Many Android phones and tablets that supported Bluetooth remote-control functions on older Android versions often relied on manufacturer-specific customizations, additional Bluetooth stacks, or proprietary firmware modifications rather than standard Android functionality.

That said, we completely understand your concern regarding Android TV control latency. Using Home Assistant’s ADB integration introduces multiple layers:

Astrion → Home Assistant → ADB Integration → Android TV

which inevitably adds delay compared to direct communication methods such as:

  • Harmony Hub

  • NVIDIA Shield Remote

  • Bluetooth HID remotes

  • Dedicated IR remotes

For navigation-heavy use cases, especially on devices like the NVIDIA Shield, direct Bluetooth control would certainly provide a much better experience.

May I ask whether your Android TV device also supports infrared control?

One reason we’re asking is that we are currently working on an infrared-enabled Astrion hardware variant based on the current hardware infrastructure. For devices with IR support, this would allow Astrion to send commands directly without requiring Home Assistant, network communication, or ADB, resulting in significantly faster response times and behavior much closer to traditional AV remotes.

We are also continuing to evaluate future hardware platforms with more advanced Bluetooth capabilities, since direct Bluetooth control remains one of the most frequently requested features from power users and former Harmony users.

If you’re using a specific device such as a NVIDIA Shield TV, we’d love to hear more about your setup and the response times you’re currently seeing with the ADB integration.
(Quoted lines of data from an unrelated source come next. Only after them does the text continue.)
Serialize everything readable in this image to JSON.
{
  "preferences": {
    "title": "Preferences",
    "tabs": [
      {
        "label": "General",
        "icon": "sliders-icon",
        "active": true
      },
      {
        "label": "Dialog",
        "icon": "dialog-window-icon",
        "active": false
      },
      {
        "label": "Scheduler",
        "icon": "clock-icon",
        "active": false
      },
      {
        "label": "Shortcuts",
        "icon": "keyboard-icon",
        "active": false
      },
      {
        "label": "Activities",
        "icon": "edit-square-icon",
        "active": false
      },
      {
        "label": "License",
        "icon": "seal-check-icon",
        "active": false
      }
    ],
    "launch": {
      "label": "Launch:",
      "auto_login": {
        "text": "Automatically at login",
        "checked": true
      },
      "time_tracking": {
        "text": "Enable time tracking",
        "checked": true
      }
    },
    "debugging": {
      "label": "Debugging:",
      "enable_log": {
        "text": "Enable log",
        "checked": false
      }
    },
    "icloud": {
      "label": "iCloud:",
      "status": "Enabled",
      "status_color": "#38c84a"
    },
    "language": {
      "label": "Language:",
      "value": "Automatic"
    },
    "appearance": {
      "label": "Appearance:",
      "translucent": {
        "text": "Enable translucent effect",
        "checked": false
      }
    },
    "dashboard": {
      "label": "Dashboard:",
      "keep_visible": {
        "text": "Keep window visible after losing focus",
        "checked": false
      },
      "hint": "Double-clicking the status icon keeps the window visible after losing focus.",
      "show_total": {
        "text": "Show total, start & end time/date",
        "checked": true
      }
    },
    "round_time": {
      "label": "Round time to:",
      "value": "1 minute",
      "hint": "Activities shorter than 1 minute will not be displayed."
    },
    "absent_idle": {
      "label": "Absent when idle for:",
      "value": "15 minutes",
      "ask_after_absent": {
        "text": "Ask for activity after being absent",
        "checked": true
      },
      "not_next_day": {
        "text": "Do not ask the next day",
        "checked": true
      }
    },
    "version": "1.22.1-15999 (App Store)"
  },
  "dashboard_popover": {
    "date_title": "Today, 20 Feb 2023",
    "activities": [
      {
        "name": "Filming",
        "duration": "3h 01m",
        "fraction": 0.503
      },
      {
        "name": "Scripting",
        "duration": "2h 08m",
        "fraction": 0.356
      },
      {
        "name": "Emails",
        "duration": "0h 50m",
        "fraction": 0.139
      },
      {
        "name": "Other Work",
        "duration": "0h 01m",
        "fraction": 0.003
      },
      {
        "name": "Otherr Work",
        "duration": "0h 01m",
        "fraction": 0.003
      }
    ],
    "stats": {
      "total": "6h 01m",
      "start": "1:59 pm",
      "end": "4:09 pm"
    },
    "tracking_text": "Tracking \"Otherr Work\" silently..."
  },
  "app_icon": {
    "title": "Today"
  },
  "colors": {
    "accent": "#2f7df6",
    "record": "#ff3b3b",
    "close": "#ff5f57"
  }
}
Real-world feedback helps us prioritize future development efforts and hardware roadmaps.

Thanks again for the valuable suggestion! :blush:

the majority of android TV remote apps I’ve seen are ADB or Android IP remote protocol based.
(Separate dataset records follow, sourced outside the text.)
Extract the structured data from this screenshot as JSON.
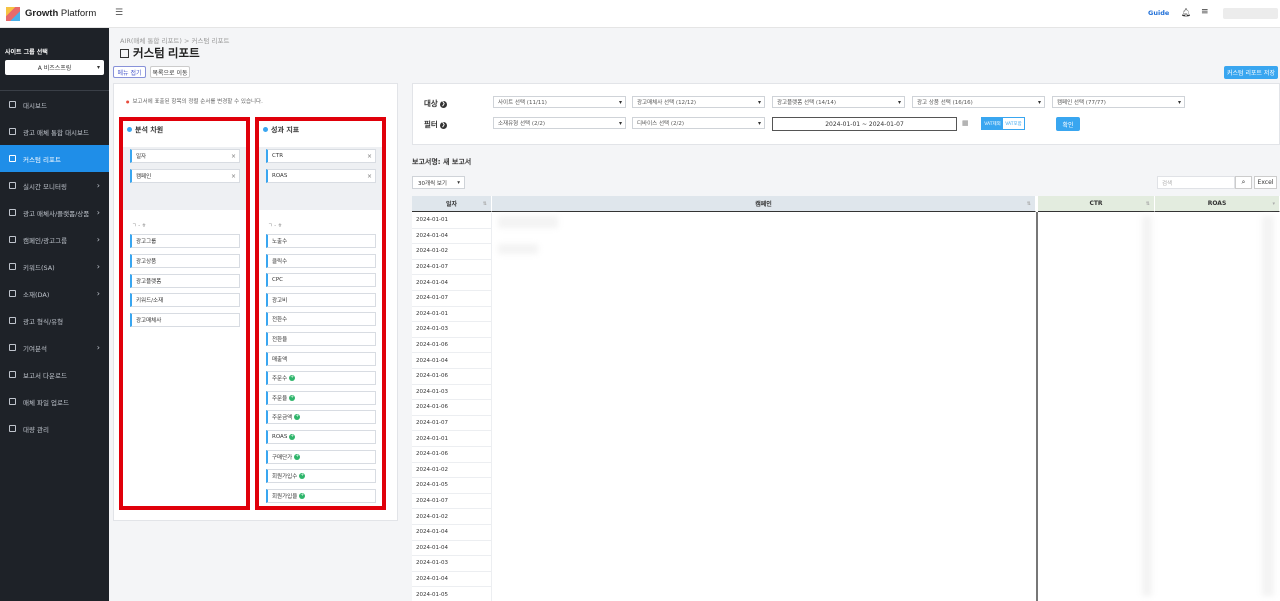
{
  "app": {
    "brand_bold": "Growth",
    "brand_rest": " Platform"
  },
  "sidebar": {
    "site_group_title": "사이트 그룹 선택",
    "site_group_value": "A 비즈스프링",
    "items": [
      {
        "label": "대시보드",
        "has_children": false,
        "active": false
      },
      {
        "label": "광고 매체 통합 대시보드",
        "has_children": false,
        "active": false
      },
      {
        "label": "커스텀 리포트",
        "has_children": false,
        "active": true
      },
      {
        "label": "실시간 모니터링",
        "has_children": true,
        "active": false
      },
      {
        "label": "광고 매체사/플랫폼/상품",
        "has_children": true,
        "active": false
      },
      {
        "label": "캠페인/광고그룹",
        "has_children": true,
        "active": false
      },
      {
        "label": "키워드(SA)",
        "has_children": true,
        "active": false
      },
      {
        "label": "소재(DA)",
        "has_children": true,
        "active": false
      },
      {
        "label": "광고 형식/유형",
        "has_children": false,
        "active": false
      },
      {
        "label": "기여분석",
        "has_children": true,
        "active": false
      },
      {
        "label": "보고서 다운로드",
        "has_children": false,
        "active": false
      },
      {
        "label": "매체 파일 업로드",
        "has_children": false,
        "active": false
      },
      {
        "label": "대량 관리",
        "has_children": false,
        "active": false
      }
    ]
  },
  "topbar": {
    "guide": "Guide",
    "bell_icon": "bell-icon",
    "menu_icon": "grid-menu-icon"
  },
  "header": {
    "breadcrumb": "AIR(매체 통합 리포트)  >  커스텀 리포트",
    "title": "커스텀 리포트",
    "menu_collapse_btn": "메뉴 접기",
    "to_list_btn": "목록으로 이동",
    "save_btn": "커스텀 리포트 저장"
  },
  "builder": {
    "note": "보고서에 표출된 항목의 정렬 순서를 변경할 수 있습니다.",
    "dimensions": {
      "title": "분석 차원",
      "selected": [
        "일자",
        "캠페인"
      ],
      "sort_label": "ㄱ - ㅎ",
      "available": [
        "광고그룹",
        "광고상품",
        "광고플랫폼",
        "키워드/소재",
        "광고매체사"
      ]
    },
    "metrics": {
      "title": "성과 지표",
      "selected": [
        "CTR",
        "ROAS"
      ],
      "sort_label": "ㄱ - ㅎ",
      "available": [
        {
          "label": "노출수",
          "badge": false
        },
        {
          "label": "클릭수",
          "badge": false
        },
        {
          "label": "CPC",
          "badge": false
        },
        {
          "label": "광고비",
          "badge": false
        },
        {
          "label": "전환수",
          "badge": false
        },
        {
          "label": "전환율",
          "badge": false
        },
        {
          "label": "매출액",
          "badge": false
        },
        {
          "label": "주문수",
          "badge": true
        },
        {
          "label": "주문율",
          "badge": true
        },
        {
          "label": "주문금액",
          "badge": true
        },
        {
          "label": "ROAS",
          "badge": true
        },
        {
          "label": "구매단가",
          "badge": true
        },
        {
          "label": "회원가입수",
          "badge": true
        },
        {
          "label": "회원가입율",
          "badge": true
        }
      ]
    }
  },
  "filters": {
    "target_label": "대상",
    "filter_label": "필터",
    "target": [
      "사이트 선택 (11/11)",
      "광고매체사 선택 (12/12)",
      "광고플랫폼 선택 (14/14)",
      "광고 상품 선택 (16/16)",
      "캠페인 선택 (77/77)"
    ],
    "filter": [
      "소재유형 선택 (2/2)",
      "디바이스 선택 (2/2)"
    ],
    "date_range": "2024-01-01 ~ 2024-01-07",
    "vat_excl": "VAT제외",
    "vat_incl": "VAT포함",
    "confirm": "확인"
  },
  "report": {
    "name": "보고서명: 새 보고서",
    "per_page": "30개씩 보기",
    "search_placeholder": "검색",
    "excel": "Excel",
    "columns": [
      "일자",
      "캠페인",
      "CTR",
      "ROAS"
    ],
    "dates": [
      "2024-01-01",
      "2024-01-04",
      "2024-01-02",
      "2024-01-07",
      "2024-01-04",
      "2024-01-07",
      "2024-01-01",
      "2024-01-03",
      "2024-01-06",
      "2024-01-04",
      "2024-01-06",
      "2024-01-03",
      "2024-01-06",
      "2024-01-07",
      "2024-01-01",
      "2024-01-06",
      "2024-01-02",
      "2024-01-05",
      "2024-01-07",
      "2024-01-02",
      "2024-01-04",
      "2024-01-04",
      "2024-01-03",
      "2024-01-04",
      "2024-01-05"
    ]
  }
}
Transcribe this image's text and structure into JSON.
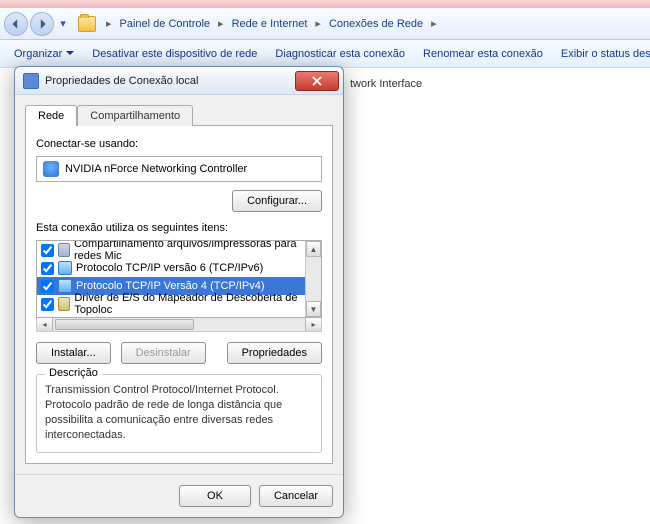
{
  "breadcrumb": {
    "a": "Painel de Controle",
    "b": "Rede e Internet",
    "c": "Conexões de Rede"
  },
  "cmdbar": {
    "organize": "Organizar",
    "disable": "Desativar este dispositivo de rede",
    "diagnose": "Diagnosticar esta conexão",
    "rename": "Renomear esta conexão",
    "status": "Exibir o status desta cone"
  },
  "background": {
    "item": "twork Interface"
  },
  "dialog": {
    "title": "Propriedades de Conexão local",
    "tabs": {
      "net": "Rede",
      "share": "Compartilhamento"
    },
    "connect_using": "Conectar-se usando:",
    "adapter": "NVIDIA nForce Networking Controller",
    "configure": "Configurar...",
    "uses_items": "Esta conexão utiliza os seguintes itens:",
    "items": [
      {
        "label": "Compartilhamento arquivos/impressoras para redes Mic",
        "icon": "printer",
        "checked": true
      },
      {
        "label": "Protocolo TCP/IP versão 6 (TCP/IPv6)",
        "icon": "proto",
        "checked": true
      },
      {
        "label": "Protocolo TCP/IP Versão 4 (TCP/IPv4)",
        "icon": "proto",
        "checked": true,
        "selected": true
      },
      {
        "label": "Driver de E/S do Mapeador de Descoberta de Topoloc",
        "icon": "driver",
        "checked": true
      }
    ],
    "install": "Instalar...",
    "uninstall": "Desinstalar",
    "properties": "Propriedades",
    "desc_legend": "Descrição",
    "desc_body": "Transmission Control Protocol/Internet Protocol. Protocolo padrão de rede de longa distância que possibilita a comunicação entre diversas redes interconectadas.",
    "ok": "OK",
    "cancel": "Cancelar"
  }
}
I am doing full control of an nvidia shield via the Android Remote protocol VIA HomeAssistant and using node-red to route and translate commands, and its still faster than you can blink, and that’s going through more layers than the average user.

I think its just ADB that can have some delay, so I use ADB for more advanced functions like app launching, getting a screenshot or now playing info for the media card, etc. and for basic DPAD enter, back, home, menu etc, I use the android remote integration.

Hi @Faceman,

Thank you very much for sharing your experience and for the detailed explanation.
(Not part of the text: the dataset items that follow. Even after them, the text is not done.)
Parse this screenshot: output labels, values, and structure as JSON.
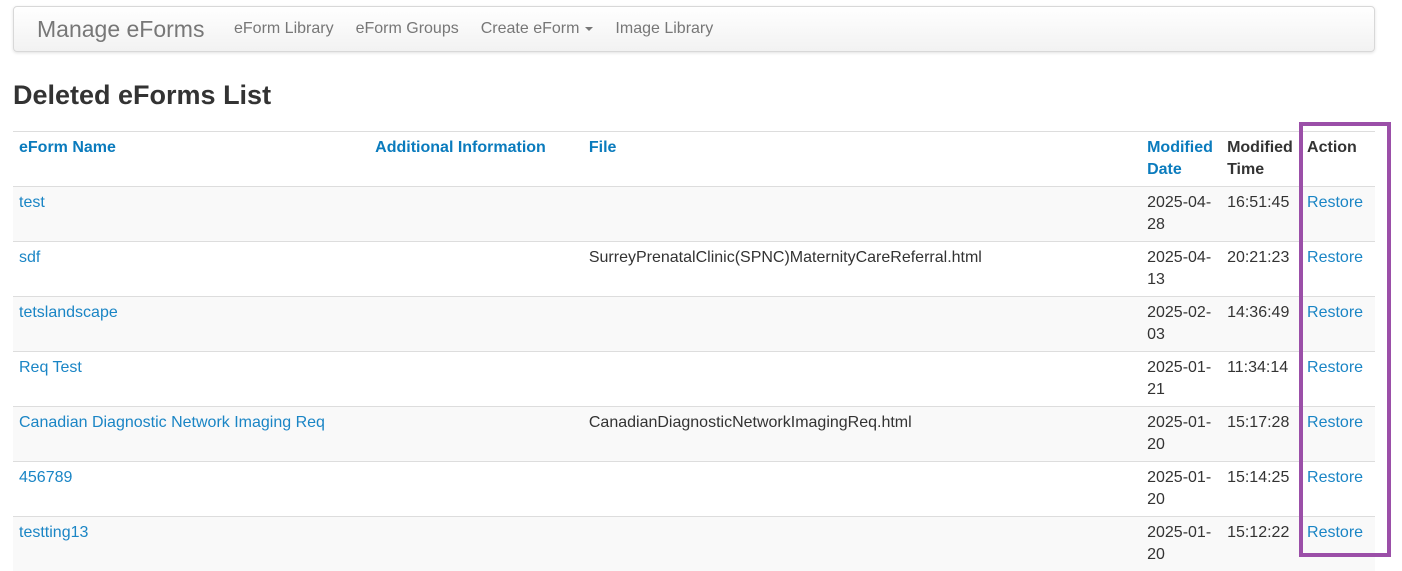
{
  "navbar": {
    "brand": "Manage eForms",
    "items": [
      {
        "label": "eForm Library"
      },
      {
        "label": "eForm Groups"
      },
      {
        "label": "Create eForm"
      },
      {
        "label": "Image Library"
      }
    ]
  },
  "page_title": "Deleted eForms List",
  "table": {
    "headers": {
      "name": "eForm Name",
      "info": "Additional Information",
      "file": "File",
      "mdate_1": "Modified",
      "mdate_2": "Date",
      "mtime_1": "Modified",
      "mtime_2": "Time",
      "action": "Action"
    },
    "rows": [
      {
        "name": "test",
        "info": "",
        "file": "",
        "date_1": "2025-04-",
        "date_2": "28",
        "time": "16:51:45",
        "action": "Restore"
      },
      {
        "name": "sdf",
        "info": "",
        "file": "SurreyPrenatalClinic(SPNC)MaternityCareReferral.html",
        "date_1": "2025-04-",
        "date_2": "13",
        "time": "20:21:23",
        "action": "Restore"
      },
      {
        "name": "tetslandscape",
        "info": "",
        "file": "",
        "date_1": "2025-02-",
        "date_2": "03",
        "time": "14:36:49",
        "action": "Restore"
      },
      {
        "name": "Req Test",
        "info": "",
        "file": "",
        "date_1": "2025-01-",
        "date_2": "21",
        "time": "11:34:14",
        "action": "Restore"
      },
      {
        "name": "Canadian Diagnostic Network Imaging Req",
        "info": "",
        "file": "CanadianDiagnosticNetworkImagingReq.html",
        "date_1": "2025-01-",
        "date_2": "20",
        "time": "15:17:28",
        "action": "Restore"
      },
      {
        "name": "456789",
        "info": "",
        "file": "",
        "date_1": "2025-01-",
        "date_2": "20",
        "time": "15:14:25",
        "action": "Restore"
      },
      {
        "name": "testting13",
        "info": "",
        "file": "",
        "date_1": "2025-01-",
        "date_2": "20",
        "time": "15:12:22",
        "action": "Restore"
      }
    ]
  },
  "colors": {
    "link": "#1a85c5",
    "highlight": "#9b4fa8"
  }
}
You are absolutely correct that there is an important distinction between ADB-based control and the newer Android TV Remote / Android Remote protocol integrations.

Many users currently control Android TV devices through Home Assistant using ADB because it provides access to advanced functions such as:

  • App launching

  • Screenshot capture

  • Power management

  • Media information retrieval

  • Activity automation

However, as several community members have pointed out, ADB is not always the ideal solution for real-time navigation controls due to the additional processing and communication overhead involved.

The Android TV Remote protocol can provide significantly better responsiveness for:

  • Directional navigation (DPAD)

  • OK / Select

  • Home

  • Back

  • Menu

  • Basic media transport controls

and may feel much closer to the experience provided by dedicated hardware remotes.

We are currently evaluating several possible approaches for future Android TV integrations, including both Home Assistant-based routing and more direct control methods where technically feasible.

One challenge is that Astrion’s current hardware platform is based on Android 8.1, and Bluetooth HID host/device capabilities vary considerably between Android versions and chipset implementations. Some Android TV companion applications implement their own communication layers, while others rely on vendor-specific modifications that are not available on all devices.

Real-world feedback like yours is extremely valuable because it helps us prioritize the integrations that provide the biggest improvement to the user experience.

Thank you again for contributing to the discussion and helping us improve the platform.